Now I showed you a couple of examples of where I was sending speech out to an audio file, but there's a number of ways that you can take the audio from a synthesizer and massage it and do fun things with it. So with that, I'd like to bring up Matthias Neerarcher, senior software engineer in our group. And he's going to show you some really cool things to do with the audio output.

[ Applause ]

Thank you Kevin. Good morning everybody. So far, we've mostly seen speech that goes through different, through the default speakers attached to the system. And that's of course what in many situations is what you want to do. But there are also a number of other output methods.

And I'm going to go through these now. So as we said, by default you just go through the default sound output device. And in the Core Foundation based API, that's just once you have established your channel, you just call SpeakCFString for instance. On the command line you would just use say and then give it the text you want to be spoken.

It's going to be sent to your default sound output device. But we've also seen is sending the speech to another AIFF file instead of speaking it directly. And you will actually find that this is a lot quicker than, it doesn't take us a minute to, to send a minute of text, spoken text to an AIFF file.

To do that, all you need to do is add one extra line before to the CF API, before speaking on the channel, you set the properties speech output to file URL property on a channel to a URL pointing at the file you want the output to be sent to. And then you can speak on the channel just like you did before.

On the command line, you would give the -o for output option and then a file name that you would want to speak to. So those were other two traditional methods for speech output. And over the years we've added some more. One of the most sophisticated one is post processing of the speech output. Let's say you want to write the next great railroad simulator. So you want to have a station announcement that sounds really, like it's bouncing off the walls everywhere. You want it to sound something like this.

[ Inaudible ]

You do this by sending your speech output to, here we've used a matrix reverb audio unit and then going to the default output unit. Now, to set up an audio unit, you generally want more than just a speech output. Or more than just a speech audio unit. You also want to have an audio unit that processes the speech and generally, you want some output audio unit or unit to pick up the sound yourself. Here I'm only going to show you how to set up the speech audio unit itself.
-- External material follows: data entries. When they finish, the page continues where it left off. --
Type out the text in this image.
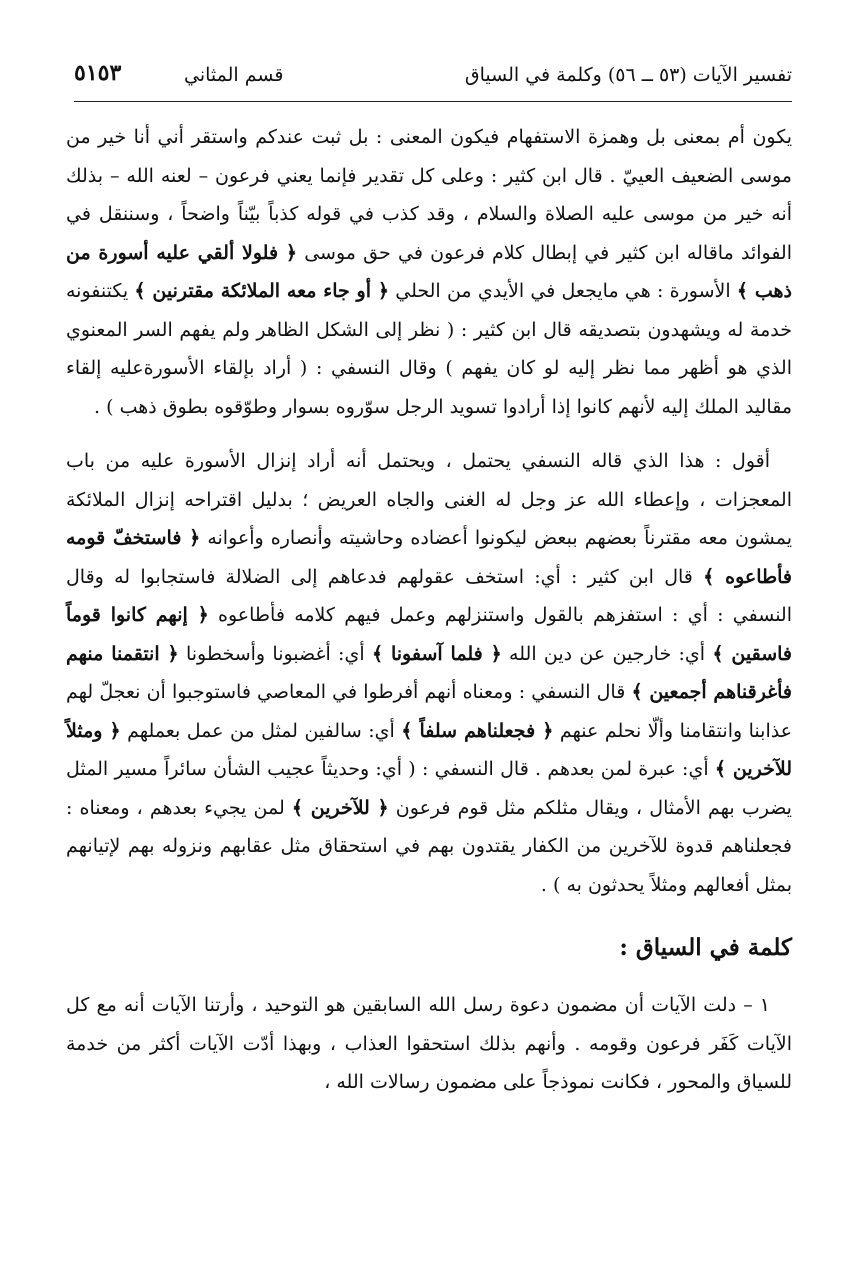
تفسير الآيات (٥٣ ــ ٥٦) وكلمة في السياق
قسم المثاني
٥١٥٣

يكون أم بمعنى بل وهمزة الاستفهام فيكون المعنى : بل ثبت عندكم واستقر أني أنا خير من موسى الضعيف العييّ . قال ابن كثير : وعلى كل تقدير فإنما يعني فرعون – لعنه الله – بذلك أنه خير من موسى عليه الصلاة والسلام ، وقد كذب في قوله كذباً بيّناً واضحاً ، وسننقل في الفوائد ماقاله ابن كثير في إبطال كلام فرعون في حق موسى ﴿ فلولا ألقي عليه أسورة من ذهب ﴾ الأسورة : هي مايجعل في الأيدي من الحلي ﴿ أو جاء معه الملائكة مقترنين ﴾ يكتنفونه خدمة له ويشهدون بتصديقه قال ابن كثير : ( نظر إلى الشكل الظاهر ولم يفهم السر المعنوي الذي هو أظهر مما نظر إليه لو كان يفهم ) وقال النسفي : ( أراد بإلقاء الأسورةعليه إلقاء مقاليد الملك إليه لأنهم كانوا إذا أرادوا تسويد الرجل سوّروه بسوار وطوّقوه بطوق ذهب ) .

أقول : هذا الذي قاله النسفي يحتمل ، ويحتمل أنه أراد إنزال الأسورة عليه من باب المعجزات ، وإعطاء الله عز وجل له الغنى والجاه العريض ؛ بدليل اقتراحه إنزال الملائكة يمشون معه مقترناً بعضهم ببعض ليكونوا أعضاده وحاشيته وأنصاره وأعوانه ﴿ فاستخفّ قومه فأطاعوه ﴾ قال ابن كثير : أي: استخف عقولهم فدعاهم إلى الضلالة فاستجابوا له وقال النسفي : أي : استفزهم بالقول واستنزلهم وعمل فيهم كلامه فأطاعوه ﴿ إنهم كانوا قوماً فاسقين ﴾ أي: خارجين عن دين الله ﴿ فلما آسفونا ﴾ أي: أغضبونا وأسخطونا ﴿ انتقمنا منهم فأغرقناهم أجمعين ﴾ قال النسفي : ومعناه أنهم أفرطوا في المعاصي فاستوجبوا أن نعجلّ لهم عذابنا وانتقامنا وألّا نحلم عنهم ﴿ فجعلناهم سلفاً ﴾ أي: سالفين لمثل من عمل بعملهم ﴿ ومثلاً للآخرين ﴾ أي: عبرة لمن بعدهم . قال النسفي : ( أي: وحديثاً عجيب الشأن سائراً مسير المثل يضرب بهم الأمثال ، ويقال مثلكم مثل قوم فرعون ﴿ للآخرين ﴾ لمن يجيء بعدهم ، ومعناه : فجعلناهم قدوة للآخرين من الكفار يقتدون بهم في استحقاق مثل عقابهم ونزوله بهم لإتيانهم بمثل أفعالهم ومثلاً يحدثون به ) .

كلمة في السياق :

١ – دلت الآيات أن مضمون دعوة رسل الله السابقين هو التوحيد ، وأرتنا الآيات أنه مع كل الآيات كَفَر فرعون وقومه . وأنهم بذلك استحقوا العذاب ، وبهذا أدّت الآيات أكثر من خدمة للسياق والمحور ، فكانت نموذجاً على مضمون رسالات الله ،
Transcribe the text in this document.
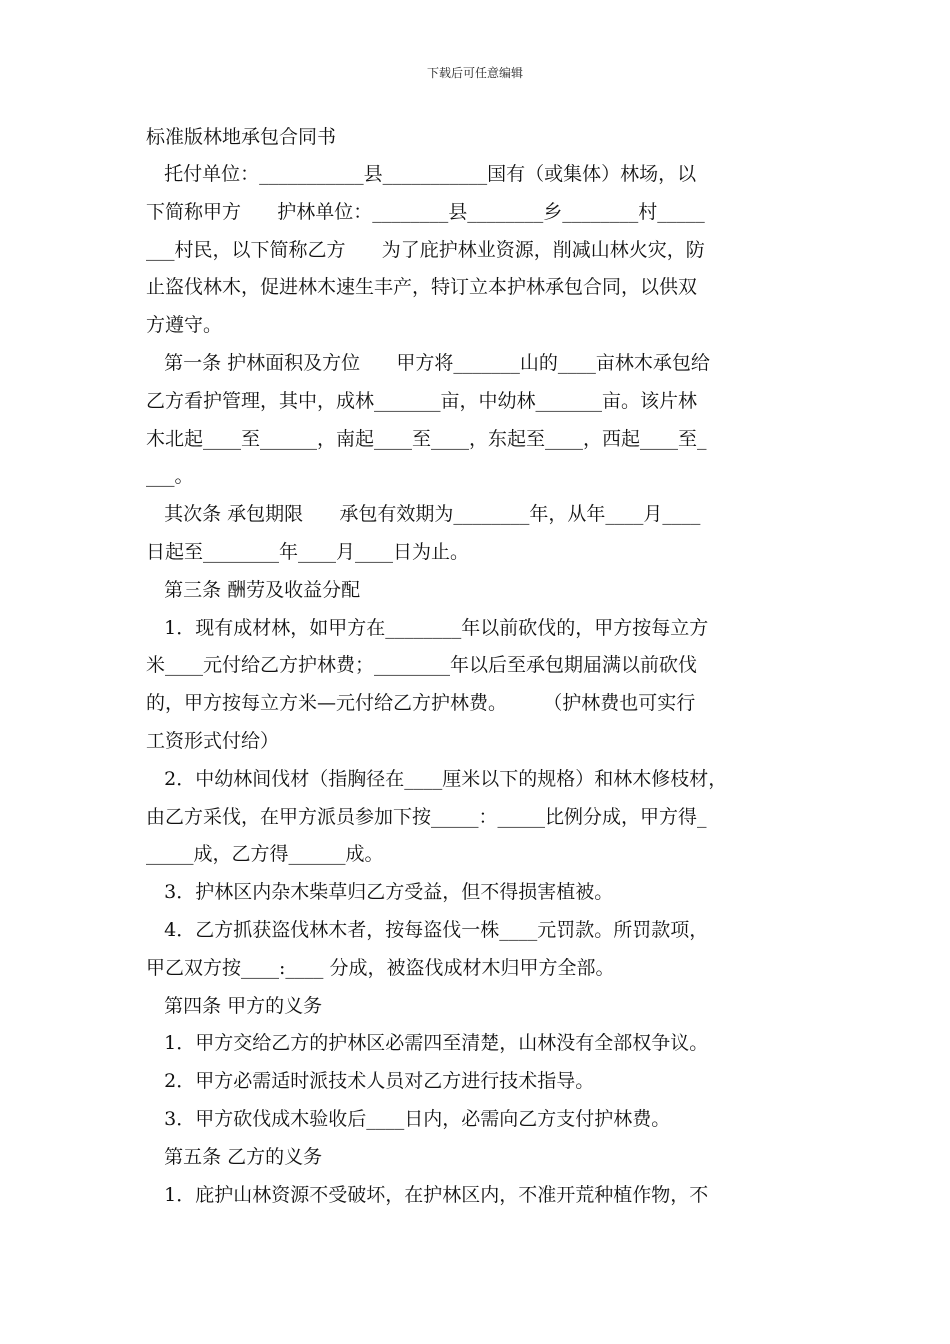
下载后可任意编辑
标准版林地承包合同书
托付单位：___________县___________国有（或集体）林场，以
下简称甲方      护林单位：________县________乡________村_____
___村民，以下简称乙方      为了庇护林业资源，削减山林火灾，防
止盗伐林木，促进林木速生丰产，特订立本护林承包合同，以供双
方遵守。
第一条 护林面积及方位      甲方将_______山的____亩林木承包给
乙方看护管理，其中，成林_______亩，中幼林_______亩。该片林
木北起____至______，南起____至____，东起至____，西起____至_
___。
其次条 承包期限      承包有效期为________年，从年____月____
日起至________年____月____日为止。
第三条 酬劳及收益分配
1．现有成材林，如甲方在________年以前砍伐的，甲方按每立方
米____元付给乙方护林费；________年以后至承包期届满以前砍伐
的，甲方按每立方米—元付给乙方护林费。      （护林费也可实行
工资形式付给）
2．中幼林间伐材（指胸径在____厘米以下的规格）和林木修枝材，
由乙方采伐，在甲方派员参加下按_____：_____比例分成，甲方得_
_____成，乙方得______成。
3．护林区内杂木柴草归乙方受益，但不得损害植被。
4．乙方抓获盗伐林木者，按每盗伐一株____元罚款。所罚款项，
甲乙双方按____:____ 分成，被盗伐成材木归甲方全部。
第四条 甲方的义务
1．甲方交给乙方的护林区必需四至清楚，山林没有全部权争议。
2．甲方必需适时派技术人员对乙方进行技术指导。
3．甲方砍伐成木验收后____日内，必需向乙方支付护林费。
第五条 乙方的义务
1．庇护山林资源不受破坏，在护林区内，不准开荒种植作物，不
You start by defining an audio component description, stating that you want the speech synthesis generator audio unit made by Apple. You then instantiate the component you find with that description, which gives you the speech audio unit and speech unit. And now the big difference between this output method and any other method that I'm going to show you is that here you don't create the speech channel yourself.

The audio unit has created that speech channel and it's what you do instead of calling new speech channel, is you retrieve the speech channel from the audio unit with the AudioUnitGetProperty call. And the property AudioUnitProperty_SpeechChannel, you will get that speech channel that has already been created. And once you have that channel and once you have hooked up your speech audio unit to other audio units, you use it just like you would use any other speech channel. Now obviously for prototyping, we also would like to make this available from the command line. But how do you specify a graph of audio, arbitrary complex graphs of audio units on the command line? What we do is something simple yet suitable for prototyping.

We allow you to set the speech output to an AUNetSend audio unit, which is an audio unit that feeds into a pipeline, feeds your audio into a pipeline. And then you can hook up another application on the receiving end of that pipeline and define a more complex audio graph then. Now, this doesn't have a way of synchronizing the audio so you want to test this with a lengthy file. And I'm going to demo a little bit what you can do with these.

[ Period of silence ]

So here we have already a command line available for use say -n for send to network, we can give any name, a colon is kind of the simplest name for a, for a locally named pipeline. And then you say we want an input file and I have something lengthy enough available right now. So we've hooked up the sending end. We don't hear anything because right now that pipeline is just going into the big void. We want to hook up the receiving end.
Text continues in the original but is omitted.